Lightfoot’s administration is still trying to seek community input and decide how American Rescue Plan funds can be used with the greatest benefit to the city’s residents, she said. That plan may not be ready for the city council’s next meeting in May, Lightfoot said.

Chicago’s finance and budget officers have suggested the city should use nearly half the federal aid to pay back a $465 million line of credit from JPMorgan Chase & Co. and to cancel restructuring and refinancing plans worth an additional $500 million to close the 2021 deficit.

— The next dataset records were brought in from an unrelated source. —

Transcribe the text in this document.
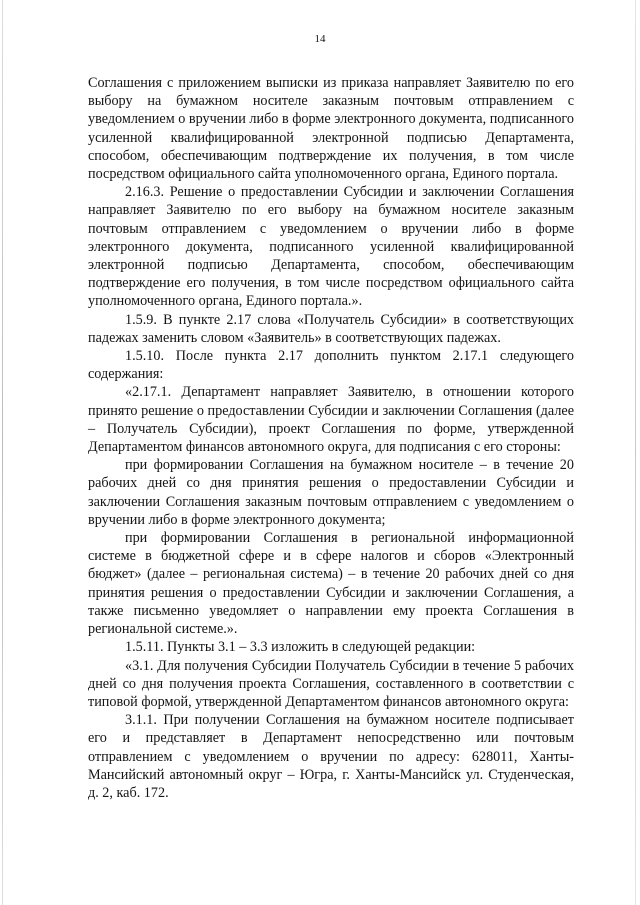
14

Соглашения с приложением выписки из приказа направляет Заявителю по его выбору на бумажном носителе заказным почтовым отправлением с уведомлением о вручении либо в форме электронного документа, подписанного усиленной квалифицированной электронной подписью Департамента, способом, обеспечивающим подтверждение их получения, в том числе посредством официального сайта уполномоченного органа, Единого портала.

2.16.3. Решение о предоставлении Субсидии и заключении Соглашения направляет Заявителю по его выбору на бумажном носителе заказным почтовым отправлением с уведомлением о вручении либо в форме электронного документа, подписанного усиленной квалифицированной электронной подписью Департамента, способом, обеспечивающим подтверждение его получения, в том числе посредством официального сайта уполномоченного органа, Единого портала.».

1.5.9. В пункте 2.17 слова «Получатель Субсидии» в соответствующих падежах заменить словом «Заявитель» в соответствующих падежах.

1.5.10. После пункта 2.17 дополнить пунктом 2.17.1 следующего содержания:

«2.17.1. Департамент направляет Заявителю, в отношении которого принято решение о предоставлении Субсидии и заключении Соглашения (далее – Получатель Субсидии), проект Соглашения по форме, утвержденной Департаментом финансов автономного округа, для подписания с его стороны:

при формировании Соглашения на бумажном носителе – в течение 20 рабочих дней со дня принятия решения о предоставлении Субсидии и заключении Соглашения заказным почтовым отправлением с уведомлением о вручении либо в форме электронного документа;

при формировании Соглашения в региональной информационной системе в бюджетной сфере и в сфере налогов и сборов «Электронный бюджет» (далее – региональная система) – в течение 20 рабочих дней со дня принятия решения о предоставлении Субсидии и заключении Соглашения, а также письменно уведомляет о направлении ему проекта Соглашения в региональной системе.».

1.5.11. Пункты 3.1 – 3.3 изложить в следующей редакции:

«3.1. Для получения Субсидии Получатель Субсидии в течение 5 рабочих дней со дня получения проекта Соглашения, составленного в соответствии с типовой формой, утвержденной Департаментом финансов автономного округа:

3.1.1. При получении Соглашения на бумажном носителе подписывает его и представляет в Департамент непосредственно или почтовым отправлением с уведомлением о вручении по адресу: 628011, Ханты-Мансийский автономный округ – Югра, г. Ханты-Мансийск ул. Студенческая, д. 2, каб. 172.
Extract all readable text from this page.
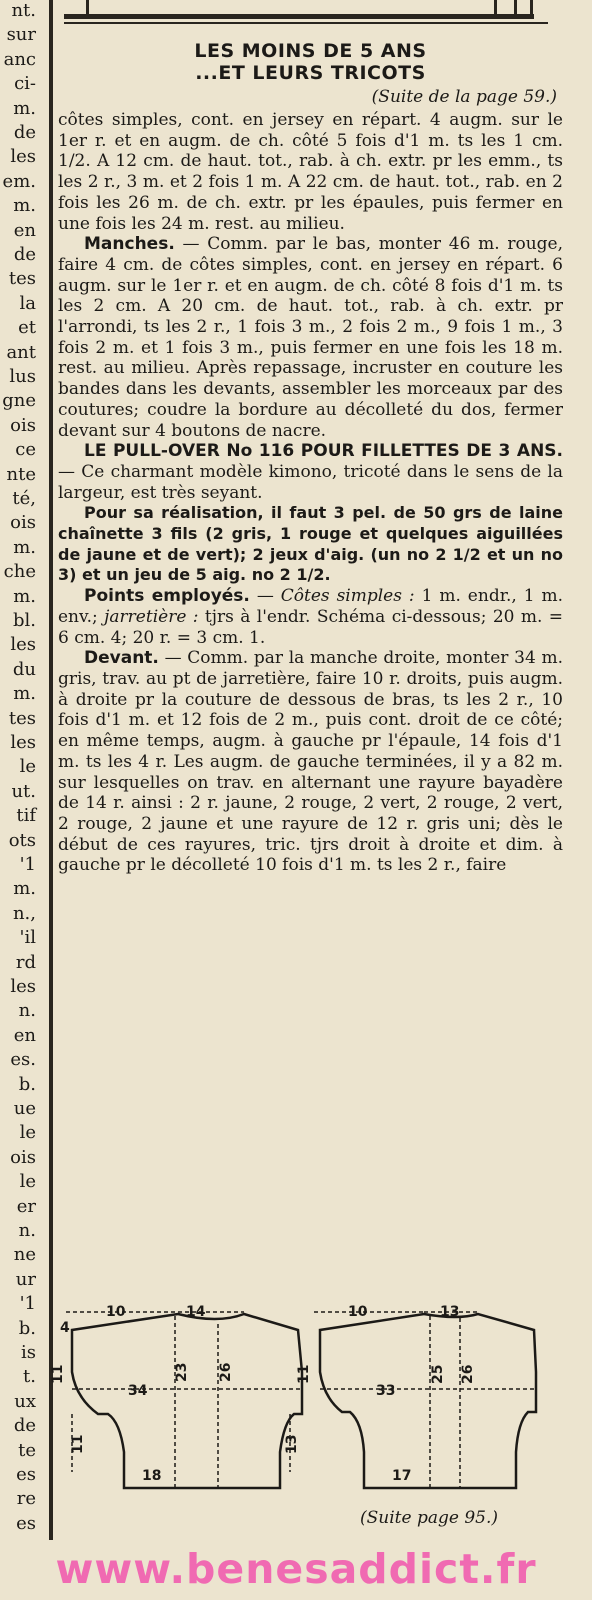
nt.
sur
anc
ci-
m.
de
les
em.
m.
en
de
tes
la
et
ant
lus
gne
ois
ce
nte
té,
ois
m.
che
m.
bl.
les
du
m.
tes
les
le
ut.
tif
ots
'1
m.
n.,
'il
rd
les
n.
en
es.
b.
ue
le
ois
le
er
n.
ne
ur
'1
b.
is
t.
ux
de
te
es
re
es
LES MOINS DE 5 ANS
...ET LEURS TRICOTS
(Suite de la page 59.)

côtes simples, cont. en jersey en répart. 4 augm. sur le 1er r. et en augm. de ch. côté 5 fois d'1 m. ts les 1 cm. 1/2. A 12 cm. de haut. tot., rab. à ch. extr. pr les emm., ts les 2 r., 3 m. et 2 fois 1 m. A 22 cm. de haut. tot., rab. en 2 fois les 26 m. de ch. extr. pr les épaules, puis fermer en une fois les 24 m. rest. au milieu.

Manches. — Comm. par le bas, monter 46 m. rouge, faire 4 cm. de côtes simples, cont. en jersey en répart. 6 augm. sur le 1er r. et en augm. de ch. côté 8 fois d'1 m. ts les 2 cm. A 20 cm. de haut. tot., rab. à ch. extr. pr l'arrondi, ts les 2 r., 1 fois 3 m., 2 fois 2 m., 9 fois 1 m., 3 fois 2 m. et 1 fois 3 m., puis fermer en une fois les 18 m. rest. au milieu. Après repassage, incruster en couture les bandes dans les devants, assembler les morceaux par des coutures; coudre la bordure au décolleté du dos, fermer devant sur 4 boutons de nacre.

LE PULL-OVER No 116 POUR FILLETTES DE 3 ANS. — Ce charmant modèle kimono, tricoté dans le sens de la largeur, est très seyant.

Pour sa réalisation, il faut 3 pel. de 50 grs de laine chaînette 3 fils (2 gris, 1 rouge et quelques aiguillées de jaune et de vert); 2 jeux d'aig. (un no 2 1/2 et un no 3) et un jeu de 5 aig. no 2 1/2.

Points employés. — Côtes simples : 1 m. endr., 1 m. env.; jarretière : tjrs à l'endr. Schéma ci-dessous; 20 m. = 6 cm. 4; 20 r. = 3 cm. 1.

Devant. — Comm. par la manche droite, monter 34 m. gris, trav. au pt de jarretière, faire 10 r. droits, puis augm. à droite pr la couture de dessous de bras, ts les 2 r., 10 fois d'1 m. et 12 fois de 2 m., puis cont. droit de ce côté; en même temps, augm. à gauche pr l'épaule, 14 fois d'1 m. ts les 4 r. Les augm. de gauche terminées, il y a 82 m. sur lesquelles on trav. en alternant une rayure bayadère de 14 r. ainsi : 2 r. jaune, 2 rouge, 2 vert, 2 rouge, 2 vert, 2 rouge, 2 jaune et une rayure de 12 r. gris uni; dès le début de ces rayures, tric. tjrs droit à droite et dim. à gauche pr le décolleté 10 fois d'1 m. ts les 2 r., faire

10	14
4
11
34
23 26
11
18
13
10	13
11
33
25 26
17
(Suite page 95.)
www.benesaddict.fr
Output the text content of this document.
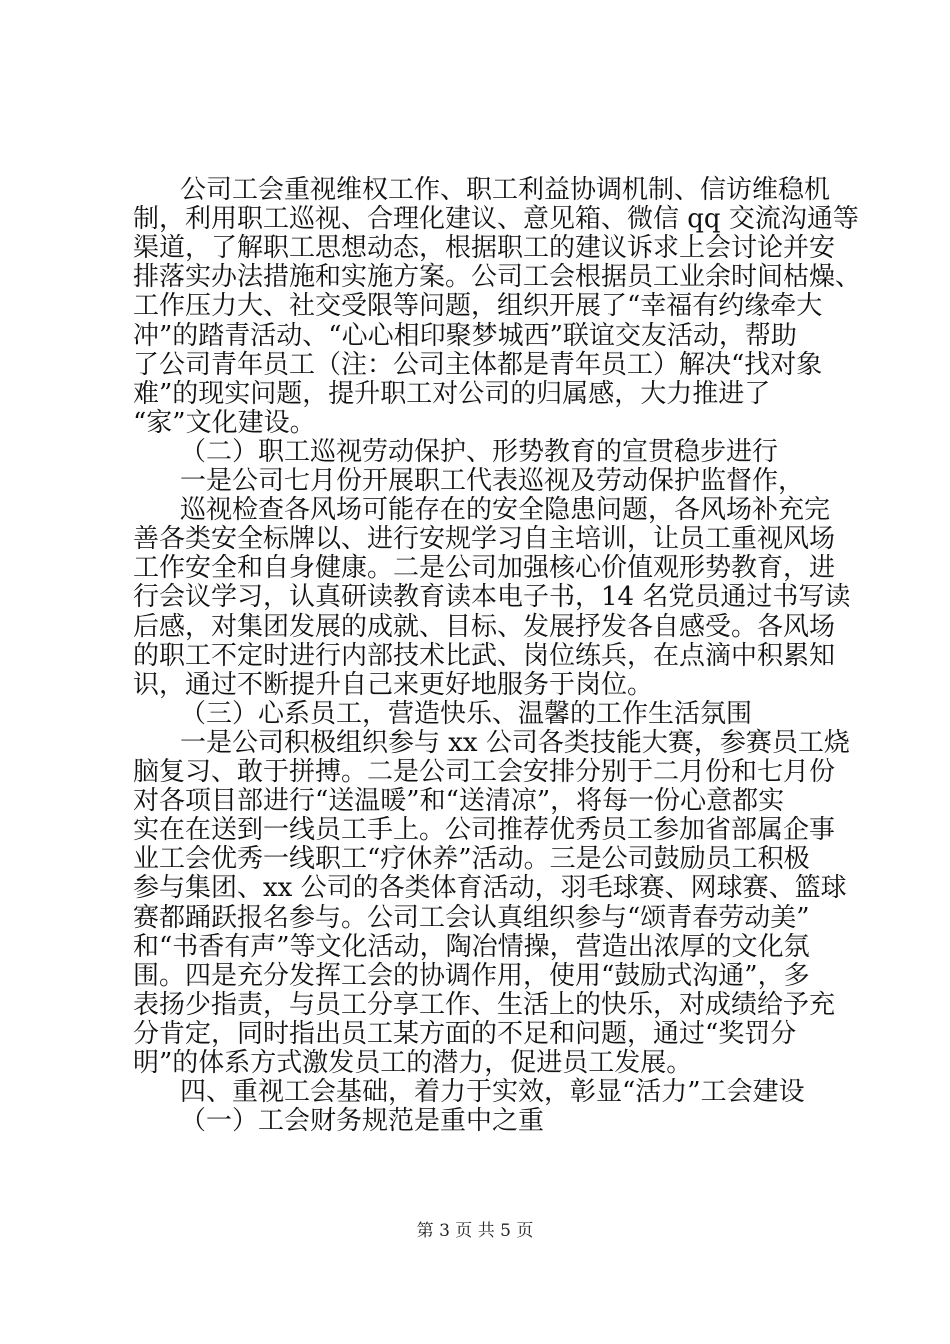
公司工会重视维权工作、职工利益协调机制、信访维稳机
制，利用职工巡视、合理化建议、意见箱、微信 qq 交流沟通等
渠道，了解职工思想动态，根据职工的建议诉求上会讨论并安
排落实办法措施和实施方案。公司工会根据员工业余时间枯燥、
工作压力大、社交受限等问题，组织开展了“幸福有约缘牵大
冲”的踏青活动、“心心相印聚梦城西”联谊交友活动，帮助
了公司青年员工（注：公司主体都是青年员工）解决“找对象
难”的现实问题，提升职工对公司的归属感，大力推进了
“家”文化建设。
（二）职工巡视劳动保护、形势教育的宣贯稳步进行
一是公司七月份开展职工代表巡视及劳动保护监督作，
巡视检查各风场可能存在的安全隐患问题，各风场补充完
善各类安全标牌以、进行安规学习自主培训，让员工重视风场
工作安全和自身健康。二是公司加强核心价值观形势教育，进
行会议学习，认真研读教育读本电子书，14 名党员通过书写读
后感，对集团发展的成就、目标、发展抒发各自感受。各风场
的职工不定时进行内部技术比武、岗位练兵，在点滴中积累知
识，通过不断提升自己来更好地服务于岗位。
（三）心系员工，营造快乐、温馨的工作生活氛围
一是公司积极组织参与 xx 公司各类技能大赛，参赛员工烧
脑复习、敢于拼搏。二是公司工会安排分别于二月份和七月份
对各项目部进行“送温暖”和“送清凉”，将每一份心意都实
实在在送到一线员工手上。公司推荐优秀员工参加省部属企事
业工会优秀一线职工“疗休养”活动。三是公司鼓励员工积极
参与集团、xx 公司的各类体育活动，羽毛球赛、网球赛、篮球
赛都踊跃报名参与。公司工会认真组织参与“颂青春劳动美”
和“书香有声”等文化活动，陶冶情操，营造出浓厚的文化氛
围。四是充分发挥工会的协调作用，使用“鼓励式沟通”，多
表扬少指责，与员工分享工作、生活上的快乐，对成绩给予充
分肯定，同时指出员工某方面的不足和问题，通过“奖罚分
明”的体系方式激发员工的潜力，促进员工发展。
四、重视工会基础，着力于实效，彰显“活力”工会建设
（一）工会财务规范是重中之重
第 3 页 共 5 页
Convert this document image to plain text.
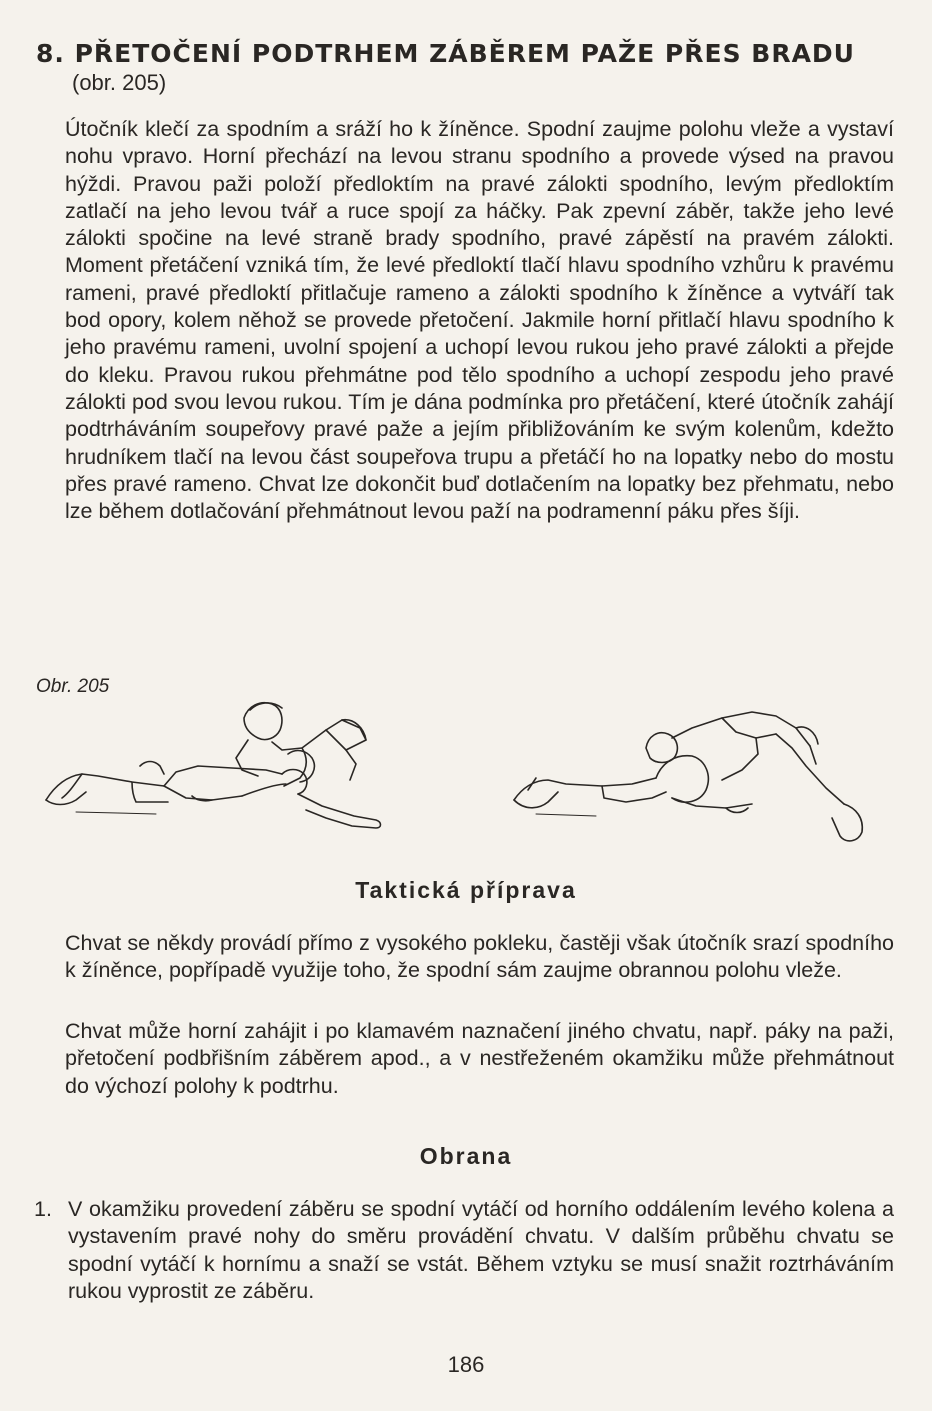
8. PŘETOČENÍ PODTRHEM ZÁBĚREM PAŽE PŘES BRADU
(obr. 205)
Útočník klečí za spodním a sráží ho k žíněnce. Spodní zaujme polohu vleže a vystaví nohu vpravo. Horní přechází na levou stranu spodního a provede výsed na pravou hýždi. Pravou paži položí předloktím na pravé zálokti spodního, levým předloktím zatlačí na jeho levou tvář a ruce spojí za háčky. Pak zpevní záběr, takže jeho levé zálokti spočine na levé straně brady spodního, pravé zápěstí na pravém zálokti. Moment přetáčení vzniká tím, že levé předloktí tlačí hlavu spodního vzhůru k pravému rameni, pravé předloktí přitlačuje rameno a zálokti spodního k žíněnce a vytváří tak bod opory, kolem něhož se provede přetočení. Jakmile horní přitlačí hlavu spodního k jeho pravému rameni, uvolní spojení a uchopí levou rukou jeho pravé zálokti a přejde do kleku. Pravou rukou přehmátne pod tělo spodního a uchopí zespodu jeho pravé zálokti pod svou levou rukou. Tím je dána podmínka pro přetáčení, které útočník zahájí podtrháváním soupeřovy pravé paže a jejím přibližováním ke svým kolenům, kdežto hrudníkem tlačí na levou část soupeřova trupu a přetáčí ho na lopatky nebo do mostu přes pravé rameno. Chvat lze dokončit buď dotlačením na lopatky bez přehmatu, nebo lze během dotlačování přehmátnout levou paží na podramenní páku přes šíji.
Obr. 205
Taktická příprava
Chvat se někdy provádí přímo z vysokého pokleku, častěji však útočník srazí spodního k žíněnce, popřípadě využije toho, že spodní sám zaujme obrannou polohu vleže.
Chvat může horní zahájit i po klamavém naznačení jiného chvatu, např. páky na paži, přetočení podbřišním záběrem apod., a v nestřeženém okamžiku může přehmátnout do výchozí polohy k podtrhu.
Obrana
1. V okamžiku provedení záběru se spodní vytáčí od horního oddálením levého kolena a vystavením pravé nohy do směru provádění chvatu. V dalším průběhu chvatu se spodní vytáčí k hornímu a snaží se vstát. Během vztyku se musí snažit roztrháváním rukou vyprostit ze záběru.
186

Villegas said addressing the plight of residents who have lost work hours as well as jobs and face eviction should be prioritized. Chicago’s unemployment rate currently is around 7.7%. The federal money, he said, should flow to Main Street not just Wall Street.

“It’s going to go into our local community,” Villegas said. “This is my attempt at what I feel is a necessary recovery plan.”

(Mayors for a Guaranteed Income has received donations from Bloomberg Philanthropies, the charitable arm of Michael Bloomberg, founder and majority owner of Bloomberg News’s parent company.)